Unpopular opinions, eh? I’m hip…
I am a malt-head (as opposed to a hophead). I like IPA just fine, but what I really love is all the lagers, Scottish ales, etc.
I can taste a nasty twang in your extract beer every time. If you must use extract, then partial mash is way better, and all-grain is best.
I don’t think rye tastes spicy, not in the slightest. It’s bready and a bit earthy, but no spice. Any spice is associated with caraway or choice of spicy hops.
Carapils is worthless. I’ve been saying this looooooooooooooong before the existence of the recent xBmt.
American commercial breweries just really don’t know how to make good Marzens, or don’t care. I think I might be done tasting American versions, life is too short and it just doesn’t pay.
Almost every gose on the market is way too effing salty to be enjoyable. If you can taste the salt, you did it wrong.
Session IPA, Black IPA, Brown IPA, and Purple IPA are all terms that need not exist.

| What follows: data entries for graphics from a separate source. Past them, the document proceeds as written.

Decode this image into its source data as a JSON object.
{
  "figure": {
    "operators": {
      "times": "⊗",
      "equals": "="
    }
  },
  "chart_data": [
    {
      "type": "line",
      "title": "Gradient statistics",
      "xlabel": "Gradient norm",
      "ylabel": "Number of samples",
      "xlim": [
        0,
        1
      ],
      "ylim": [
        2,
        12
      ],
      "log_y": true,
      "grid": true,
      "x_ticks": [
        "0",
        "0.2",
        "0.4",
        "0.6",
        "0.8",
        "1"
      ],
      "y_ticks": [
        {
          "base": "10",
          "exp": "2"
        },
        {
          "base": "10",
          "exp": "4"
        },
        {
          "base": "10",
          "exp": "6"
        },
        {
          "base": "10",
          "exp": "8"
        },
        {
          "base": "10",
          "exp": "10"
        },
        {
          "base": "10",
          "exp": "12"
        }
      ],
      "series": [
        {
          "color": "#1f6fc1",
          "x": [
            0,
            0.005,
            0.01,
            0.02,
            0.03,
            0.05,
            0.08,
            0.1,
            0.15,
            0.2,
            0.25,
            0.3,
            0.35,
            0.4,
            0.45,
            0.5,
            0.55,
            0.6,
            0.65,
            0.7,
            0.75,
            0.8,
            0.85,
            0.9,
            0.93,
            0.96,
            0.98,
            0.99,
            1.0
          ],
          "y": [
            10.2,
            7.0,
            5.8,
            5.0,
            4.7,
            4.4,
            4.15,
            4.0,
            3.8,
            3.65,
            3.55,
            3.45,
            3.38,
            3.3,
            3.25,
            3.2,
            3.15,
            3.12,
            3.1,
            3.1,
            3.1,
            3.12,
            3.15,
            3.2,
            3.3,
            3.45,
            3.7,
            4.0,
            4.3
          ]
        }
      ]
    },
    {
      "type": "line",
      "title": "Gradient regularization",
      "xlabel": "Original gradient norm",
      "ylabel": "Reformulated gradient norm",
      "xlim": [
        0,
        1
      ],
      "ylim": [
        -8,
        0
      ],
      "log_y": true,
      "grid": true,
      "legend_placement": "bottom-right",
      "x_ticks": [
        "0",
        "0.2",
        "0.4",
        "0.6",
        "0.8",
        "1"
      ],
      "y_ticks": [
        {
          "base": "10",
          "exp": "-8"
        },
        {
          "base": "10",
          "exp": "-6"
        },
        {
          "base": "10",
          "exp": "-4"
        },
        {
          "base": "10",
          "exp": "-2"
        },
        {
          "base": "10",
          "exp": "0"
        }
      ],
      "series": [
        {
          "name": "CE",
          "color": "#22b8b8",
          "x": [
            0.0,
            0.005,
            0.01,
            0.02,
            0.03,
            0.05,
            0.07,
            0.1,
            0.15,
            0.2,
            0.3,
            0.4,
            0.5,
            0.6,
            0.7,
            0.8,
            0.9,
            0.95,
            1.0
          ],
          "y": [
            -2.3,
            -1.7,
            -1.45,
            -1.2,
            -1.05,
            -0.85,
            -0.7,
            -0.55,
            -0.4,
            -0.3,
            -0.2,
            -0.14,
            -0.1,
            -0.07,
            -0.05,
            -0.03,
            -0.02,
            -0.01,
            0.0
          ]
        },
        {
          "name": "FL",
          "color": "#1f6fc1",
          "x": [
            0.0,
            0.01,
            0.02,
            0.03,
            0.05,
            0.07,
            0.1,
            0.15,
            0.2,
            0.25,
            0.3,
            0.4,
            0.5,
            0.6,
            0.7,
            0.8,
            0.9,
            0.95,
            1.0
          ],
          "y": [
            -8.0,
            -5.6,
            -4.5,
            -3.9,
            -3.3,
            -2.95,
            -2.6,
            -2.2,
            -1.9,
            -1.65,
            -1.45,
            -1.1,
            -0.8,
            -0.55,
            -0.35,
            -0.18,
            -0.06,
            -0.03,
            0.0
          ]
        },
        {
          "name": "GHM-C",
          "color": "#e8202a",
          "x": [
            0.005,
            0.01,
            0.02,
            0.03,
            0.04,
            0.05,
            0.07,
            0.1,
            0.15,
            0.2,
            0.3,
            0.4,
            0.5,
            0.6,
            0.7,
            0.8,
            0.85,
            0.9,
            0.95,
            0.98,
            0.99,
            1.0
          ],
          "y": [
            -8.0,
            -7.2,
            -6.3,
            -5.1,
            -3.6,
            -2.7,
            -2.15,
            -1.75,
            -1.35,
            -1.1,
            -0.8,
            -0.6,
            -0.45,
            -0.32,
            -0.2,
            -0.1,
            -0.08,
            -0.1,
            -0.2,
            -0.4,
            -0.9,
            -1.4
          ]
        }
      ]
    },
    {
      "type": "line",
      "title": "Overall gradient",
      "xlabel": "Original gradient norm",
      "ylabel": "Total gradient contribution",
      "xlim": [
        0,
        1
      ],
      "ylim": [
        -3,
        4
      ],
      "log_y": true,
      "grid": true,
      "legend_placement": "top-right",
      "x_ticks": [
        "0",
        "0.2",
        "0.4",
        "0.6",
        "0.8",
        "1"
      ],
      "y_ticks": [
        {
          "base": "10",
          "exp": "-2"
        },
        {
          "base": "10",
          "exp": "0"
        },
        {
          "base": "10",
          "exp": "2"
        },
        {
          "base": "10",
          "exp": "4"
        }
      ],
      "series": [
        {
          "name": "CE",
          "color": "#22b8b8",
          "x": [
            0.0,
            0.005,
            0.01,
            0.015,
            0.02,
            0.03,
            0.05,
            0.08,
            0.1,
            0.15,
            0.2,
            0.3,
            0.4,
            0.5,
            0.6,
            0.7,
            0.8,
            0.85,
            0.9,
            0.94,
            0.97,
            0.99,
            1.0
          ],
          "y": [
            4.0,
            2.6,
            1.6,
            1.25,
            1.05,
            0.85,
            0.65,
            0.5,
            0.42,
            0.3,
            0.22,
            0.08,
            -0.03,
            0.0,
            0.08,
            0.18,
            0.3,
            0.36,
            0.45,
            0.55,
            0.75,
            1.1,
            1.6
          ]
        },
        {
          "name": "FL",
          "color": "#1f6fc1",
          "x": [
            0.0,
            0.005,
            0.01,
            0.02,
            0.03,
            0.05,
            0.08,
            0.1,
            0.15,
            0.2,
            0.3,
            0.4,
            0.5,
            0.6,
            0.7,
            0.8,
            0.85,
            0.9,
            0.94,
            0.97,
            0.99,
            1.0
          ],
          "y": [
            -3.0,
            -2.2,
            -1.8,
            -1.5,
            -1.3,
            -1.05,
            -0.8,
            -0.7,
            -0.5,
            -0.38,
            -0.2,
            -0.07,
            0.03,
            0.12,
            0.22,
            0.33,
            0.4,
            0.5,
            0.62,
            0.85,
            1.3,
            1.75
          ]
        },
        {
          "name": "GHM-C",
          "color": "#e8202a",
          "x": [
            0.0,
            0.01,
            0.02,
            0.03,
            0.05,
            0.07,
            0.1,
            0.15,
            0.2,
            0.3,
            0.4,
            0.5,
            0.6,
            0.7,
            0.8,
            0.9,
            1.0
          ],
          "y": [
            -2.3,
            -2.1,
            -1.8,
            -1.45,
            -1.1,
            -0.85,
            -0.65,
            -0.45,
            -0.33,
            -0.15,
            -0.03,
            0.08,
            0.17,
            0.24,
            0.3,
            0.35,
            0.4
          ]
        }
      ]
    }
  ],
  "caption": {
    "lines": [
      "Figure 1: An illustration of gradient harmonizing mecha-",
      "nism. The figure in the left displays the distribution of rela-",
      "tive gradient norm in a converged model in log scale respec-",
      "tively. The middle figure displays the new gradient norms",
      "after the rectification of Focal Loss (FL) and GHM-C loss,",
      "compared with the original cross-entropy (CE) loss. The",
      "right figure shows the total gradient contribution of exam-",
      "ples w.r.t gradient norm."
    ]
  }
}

Homegrown hops are better for bittering than for flavor or aroma. Learn what your average alpha acid is through trial and error, like in the old days before the term “alpha acid” existed. :o
You don’t need to rehydrate your dry yeast. It’s one of the big advantages of dry. I know Denny agrees, but many do not, that’s why I include this as an “unpopular” opinion.
Glass fermenters are better than plastic buckets. There, I said it, again. Glass is dangerous, yes. Do be very careful with your big heavy glass carboys. Fortunately, stainless would also be fine.
If you value your time and just want to get your brew day over with, then you are wasting a lot of time if you mash any longer than 40 minutes, and probably about the same for boil time as well. Could save some energy costs there too.
Step mashes are probably worthless. More experiments are a good idea but I’ll probably not bother. When in doubt, just mash at 150 F for 40 minutes. You’ll get very good beer with this mash “schedule”. And…
If the temperature falls a few degrees during the mash, who cares. It’ll be fine. I don’t insulate.
It might not be worthwhile to chase high efficiency >85%. I finally ran one blind triangle efficiency experiment but need to run more as the results still were not very clear.
I only brew 1.7 gallons typically. There are numerous advantages to doing so. 5 gallons is too much for many people. I also brew on the stovetop, never did anything else and don’t own a propane burner. I am ridiculed endlessly by my “friends” for being “the small batch on the stove guy”. Whatever. Do what you like.